Given a hypercube $\mathcal{Q}^{n} := \{0,1\}^{n}$ in $\mathbb{R}^{n}$ and $k \in \{0, \dots, n\}$, the $k$-th layer $\mathcal{Q}^{n}_{k}$ of $\mathcal{Q}^{n}$ denotes the set of all points in $\mathcal{Q}^{n}$ whose coordinates contain exactly $k$ many ones. For a fixed $t \in \mathbb{N}$ and $k \in \{0, \dots, n\}$, let $P \in \mathbb{R}\left[x_{1}, \dots, x_{n}\right]$ be a polynomial that has zeroes of multiplicity at least $t$ at all points of $\mathcal{Q}^{n} \setminus \mathcal{Q}^{n}_{k}$, and $P$ has zeros of multiplicity exactly $t-1$ at all points of $\mathcal{Q}^{n}_{k}$. In this short note, we show that $$deg(P) \geq \max\left\{ k, n-k\right\}+2t-2.$$Matching the above lower bound we give an explicit construction of a family of hyperplanes $H_{1}, \dots, H_{m}$ in $\mathbb{R}^{n}$, where $m = \max\left\{ k, n-k\right\}+2t-2$, such that every point of $\mathcal{Q}^{n}_{k}$ will be covered exactly $t-1$ times, and every other point of $\mathcal{Q}^{n}$ will be covered at least $t$ times. Note that putting $k = 0$ and $t=1$, we recover the much celebrated covering result of Alon and Füredi (European Journal of Combinatorics, 1993). Using the above family of hyperplanes we disprove a conjecture of Venkitesh (The Electronic Journal of Combinatorics, 2022) on exactly covering symmetric subsets of hypercube $\mathcal{Q}^{n}$ with hyperplanes. To prove the above results we have introduced a new measure of complexity of a subset of the hypercube called index complexity which we believe will be of independent interest. We also study a new interesting variant of the restricted sumset problem motivated by the ideas behind the proof of the above result.

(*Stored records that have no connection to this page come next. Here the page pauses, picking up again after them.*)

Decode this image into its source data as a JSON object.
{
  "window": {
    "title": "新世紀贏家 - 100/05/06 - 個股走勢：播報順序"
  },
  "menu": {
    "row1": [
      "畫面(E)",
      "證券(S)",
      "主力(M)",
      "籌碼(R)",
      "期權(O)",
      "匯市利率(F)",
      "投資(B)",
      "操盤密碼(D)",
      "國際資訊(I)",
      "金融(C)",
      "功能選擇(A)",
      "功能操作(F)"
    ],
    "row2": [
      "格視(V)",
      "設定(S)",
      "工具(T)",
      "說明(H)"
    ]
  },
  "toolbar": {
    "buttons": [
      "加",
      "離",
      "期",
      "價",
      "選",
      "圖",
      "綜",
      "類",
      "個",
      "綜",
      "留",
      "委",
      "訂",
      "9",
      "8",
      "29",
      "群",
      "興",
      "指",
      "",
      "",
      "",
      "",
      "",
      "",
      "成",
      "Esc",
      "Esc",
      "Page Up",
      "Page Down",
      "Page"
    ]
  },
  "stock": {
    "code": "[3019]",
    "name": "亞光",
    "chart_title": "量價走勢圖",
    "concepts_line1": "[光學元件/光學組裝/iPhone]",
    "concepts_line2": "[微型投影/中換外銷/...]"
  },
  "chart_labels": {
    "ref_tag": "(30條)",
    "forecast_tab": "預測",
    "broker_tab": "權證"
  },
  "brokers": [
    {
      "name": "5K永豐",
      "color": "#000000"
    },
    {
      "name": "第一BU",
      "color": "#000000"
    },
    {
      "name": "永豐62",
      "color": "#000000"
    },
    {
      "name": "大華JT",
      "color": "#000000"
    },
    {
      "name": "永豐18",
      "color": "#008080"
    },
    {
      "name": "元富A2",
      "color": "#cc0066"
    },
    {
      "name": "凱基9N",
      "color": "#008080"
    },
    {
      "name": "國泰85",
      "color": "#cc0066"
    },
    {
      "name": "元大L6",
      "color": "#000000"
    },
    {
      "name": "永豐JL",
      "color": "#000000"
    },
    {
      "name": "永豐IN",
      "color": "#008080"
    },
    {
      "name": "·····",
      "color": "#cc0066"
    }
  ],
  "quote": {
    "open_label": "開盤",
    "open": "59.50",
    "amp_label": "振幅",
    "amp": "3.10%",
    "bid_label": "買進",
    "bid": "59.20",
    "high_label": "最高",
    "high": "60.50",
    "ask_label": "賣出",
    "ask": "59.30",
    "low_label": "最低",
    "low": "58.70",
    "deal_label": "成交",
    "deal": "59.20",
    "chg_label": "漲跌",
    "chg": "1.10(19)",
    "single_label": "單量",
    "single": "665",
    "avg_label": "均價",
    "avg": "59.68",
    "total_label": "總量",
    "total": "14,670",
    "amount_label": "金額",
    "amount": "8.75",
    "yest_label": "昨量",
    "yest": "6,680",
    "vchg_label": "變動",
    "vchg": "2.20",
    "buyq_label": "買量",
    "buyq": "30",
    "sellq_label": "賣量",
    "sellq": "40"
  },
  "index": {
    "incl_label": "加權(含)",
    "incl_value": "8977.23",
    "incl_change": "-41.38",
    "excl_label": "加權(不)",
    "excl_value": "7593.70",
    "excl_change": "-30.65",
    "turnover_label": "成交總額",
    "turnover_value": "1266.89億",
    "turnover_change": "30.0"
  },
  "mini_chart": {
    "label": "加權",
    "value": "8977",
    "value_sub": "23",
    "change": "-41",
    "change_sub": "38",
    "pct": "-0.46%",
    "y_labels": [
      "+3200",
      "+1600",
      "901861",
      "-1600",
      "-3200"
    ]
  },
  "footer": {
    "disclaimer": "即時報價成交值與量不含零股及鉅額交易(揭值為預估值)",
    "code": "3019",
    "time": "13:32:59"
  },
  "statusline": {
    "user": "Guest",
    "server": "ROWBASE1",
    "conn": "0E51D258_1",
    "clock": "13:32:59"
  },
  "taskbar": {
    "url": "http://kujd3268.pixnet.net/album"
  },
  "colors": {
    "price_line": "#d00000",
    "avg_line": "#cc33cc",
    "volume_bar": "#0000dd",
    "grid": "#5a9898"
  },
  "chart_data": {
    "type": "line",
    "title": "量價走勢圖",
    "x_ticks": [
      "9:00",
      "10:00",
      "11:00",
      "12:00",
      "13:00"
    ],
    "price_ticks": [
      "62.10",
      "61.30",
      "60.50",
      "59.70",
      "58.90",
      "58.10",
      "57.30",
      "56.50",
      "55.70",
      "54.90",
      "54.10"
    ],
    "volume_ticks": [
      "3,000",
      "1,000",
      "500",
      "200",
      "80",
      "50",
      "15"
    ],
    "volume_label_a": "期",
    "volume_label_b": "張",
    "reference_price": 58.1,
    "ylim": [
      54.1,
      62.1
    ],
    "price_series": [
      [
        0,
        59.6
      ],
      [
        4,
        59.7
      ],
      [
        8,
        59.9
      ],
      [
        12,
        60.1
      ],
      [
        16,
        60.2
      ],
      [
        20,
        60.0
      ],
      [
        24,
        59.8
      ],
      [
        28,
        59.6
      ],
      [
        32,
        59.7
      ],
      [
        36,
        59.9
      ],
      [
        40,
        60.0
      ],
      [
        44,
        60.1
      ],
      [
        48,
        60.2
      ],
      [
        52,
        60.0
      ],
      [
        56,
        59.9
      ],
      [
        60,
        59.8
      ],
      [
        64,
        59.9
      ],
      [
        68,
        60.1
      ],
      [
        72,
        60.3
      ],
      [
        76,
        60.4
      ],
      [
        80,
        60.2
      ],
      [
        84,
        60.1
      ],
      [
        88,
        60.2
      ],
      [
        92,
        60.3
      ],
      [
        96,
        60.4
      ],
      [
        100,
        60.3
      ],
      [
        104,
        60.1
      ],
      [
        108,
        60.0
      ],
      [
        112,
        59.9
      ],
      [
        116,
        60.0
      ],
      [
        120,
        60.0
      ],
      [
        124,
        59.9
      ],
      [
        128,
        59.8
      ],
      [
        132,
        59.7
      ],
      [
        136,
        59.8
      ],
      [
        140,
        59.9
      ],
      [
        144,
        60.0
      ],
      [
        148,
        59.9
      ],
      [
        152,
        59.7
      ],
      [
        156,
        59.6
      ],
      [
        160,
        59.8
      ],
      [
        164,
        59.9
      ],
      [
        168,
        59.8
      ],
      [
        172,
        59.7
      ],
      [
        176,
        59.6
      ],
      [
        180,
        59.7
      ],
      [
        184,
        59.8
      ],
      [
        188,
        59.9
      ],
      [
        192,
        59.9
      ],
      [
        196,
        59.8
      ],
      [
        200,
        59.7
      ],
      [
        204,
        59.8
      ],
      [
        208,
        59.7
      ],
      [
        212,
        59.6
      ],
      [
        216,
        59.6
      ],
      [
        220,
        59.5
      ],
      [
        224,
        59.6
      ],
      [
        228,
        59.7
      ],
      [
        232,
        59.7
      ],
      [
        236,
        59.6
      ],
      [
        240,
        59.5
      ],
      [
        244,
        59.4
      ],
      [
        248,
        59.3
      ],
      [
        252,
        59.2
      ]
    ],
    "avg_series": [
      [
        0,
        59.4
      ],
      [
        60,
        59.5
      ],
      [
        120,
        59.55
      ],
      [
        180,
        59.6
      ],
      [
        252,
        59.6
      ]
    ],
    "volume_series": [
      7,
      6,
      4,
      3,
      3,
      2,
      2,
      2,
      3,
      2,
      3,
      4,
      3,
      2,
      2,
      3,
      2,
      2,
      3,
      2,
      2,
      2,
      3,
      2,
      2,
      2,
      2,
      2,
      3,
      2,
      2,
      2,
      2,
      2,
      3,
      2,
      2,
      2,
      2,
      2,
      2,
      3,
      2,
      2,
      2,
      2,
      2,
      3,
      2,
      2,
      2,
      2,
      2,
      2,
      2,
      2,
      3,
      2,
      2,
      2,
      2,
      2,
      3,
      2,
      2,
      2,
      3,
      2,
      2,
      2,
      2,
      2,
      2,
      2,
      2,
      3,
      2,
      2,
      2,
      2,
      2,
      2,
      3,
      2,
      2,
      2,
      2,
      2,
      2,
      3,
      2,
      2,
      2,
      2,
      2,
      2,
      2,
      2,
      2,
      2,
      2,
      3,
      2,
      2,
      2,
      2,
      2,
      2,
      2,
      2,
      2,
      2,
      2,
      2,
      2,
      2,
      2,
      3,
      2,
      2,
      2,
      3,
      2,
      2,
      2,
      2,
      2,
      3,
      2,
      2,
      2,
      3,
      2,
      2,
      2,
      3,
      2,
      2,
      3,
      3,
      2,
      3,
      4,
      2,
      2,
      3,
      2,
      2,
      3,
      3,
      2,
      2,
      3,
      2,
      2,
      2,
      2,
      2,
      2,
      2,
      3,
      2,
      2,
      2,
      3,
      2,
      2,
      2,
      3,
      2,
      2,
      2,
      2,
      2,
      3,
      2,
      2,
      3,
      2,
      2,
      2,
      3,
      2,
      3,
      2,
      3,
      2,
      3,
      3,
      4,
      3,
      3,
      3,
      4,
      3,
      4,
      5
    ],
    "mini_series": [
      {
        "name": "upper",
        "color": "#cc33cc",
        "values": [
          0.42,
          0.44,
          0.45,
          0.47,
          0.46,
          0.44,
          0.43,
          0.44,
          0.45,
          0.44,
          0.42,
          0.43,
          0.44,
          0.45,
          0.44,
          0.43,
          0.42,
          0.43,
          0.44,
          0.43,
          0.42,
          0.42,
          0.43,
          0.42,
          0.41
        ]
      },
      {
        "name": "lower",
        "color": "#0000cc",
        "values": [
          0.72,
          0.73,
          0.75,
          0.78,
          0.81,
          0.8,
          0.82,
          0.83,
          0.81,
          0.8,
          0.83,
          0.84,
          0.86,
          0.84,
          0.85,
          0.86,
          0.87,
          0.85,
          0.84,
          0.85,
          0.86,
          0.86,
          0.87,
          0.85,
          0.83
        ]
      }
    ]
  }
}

翻译：给定 $\mathbb{R}^{n}$ 中的超立方体 $\mathcal{Q}^{n} := \{0,1\}^{n}$ 及 $k \in \{0, \dots, n\}$，$\mathcal{Q}^{n}$ 的第 $k$ 层 $\mathcal{Q}^{n}_{k}$ 表示 $\mathcal{Q}^{n}$ 中坐标恰好包含 $k$ 个1的所有点的集合。对于固定的 $t \in \mathbb{N}$ 和 $k \in \{0, \dots, n\}$，设 $P \in \mathbb{R}\left[x_{1}, \dots, x_{n}\right]$ 是一个多项式，它在 $\mathcal{Q}^{n} \setminus \mathcal{Q}^{n}_{k}$ 的所有点上至少具有 $t$ 阶零点，而在 $\mathcal{Q}^{n}_{k}$ 的所有点上恰好具有 $t-1$ 阶零点。在这篇短注中，我们证明 $$\deg(P) \geq \max\left\{ k, n-k\right\}+2t-2.$$ 匹配上述下界，我们显式构造了 $\mathbb{R}^{n}$ 中的一族超平面 $H_{1}, \dots, H_{m}$，其中 $m = \max\left\{ k, n-k\right\}+2t-2$，使得 $\mathcal{Q}^{n}_{k}$ 的每个点被恰好覆盖 $t-1$ 次，而 $\mathcal{Q}^{n}$ 中所有其他点被至少覆盖 $t$ 次。注意，当 $k=0$ 且 $t=1$ 时，我们恢复了 Alon 和 Füredi 著名的覆盖结果（European Journal of Combinatorics, 1993）。利用上述超平面族，我们否定了 Venkitesh（The Electronic Journal of Combinatorics, 2022）中关于用超平面精确覆盖超立方体 $\mathcal{Q}^{n}$ 对称子集的一个猜想。为证明上述结果，我们引入了超立方体子集的一种新的复杂度度量，称为指标复杂度，我们认为该度量将具有独立意义。我们还研究了一个由上述结果证明思想所启发的受限和集问题的新变体。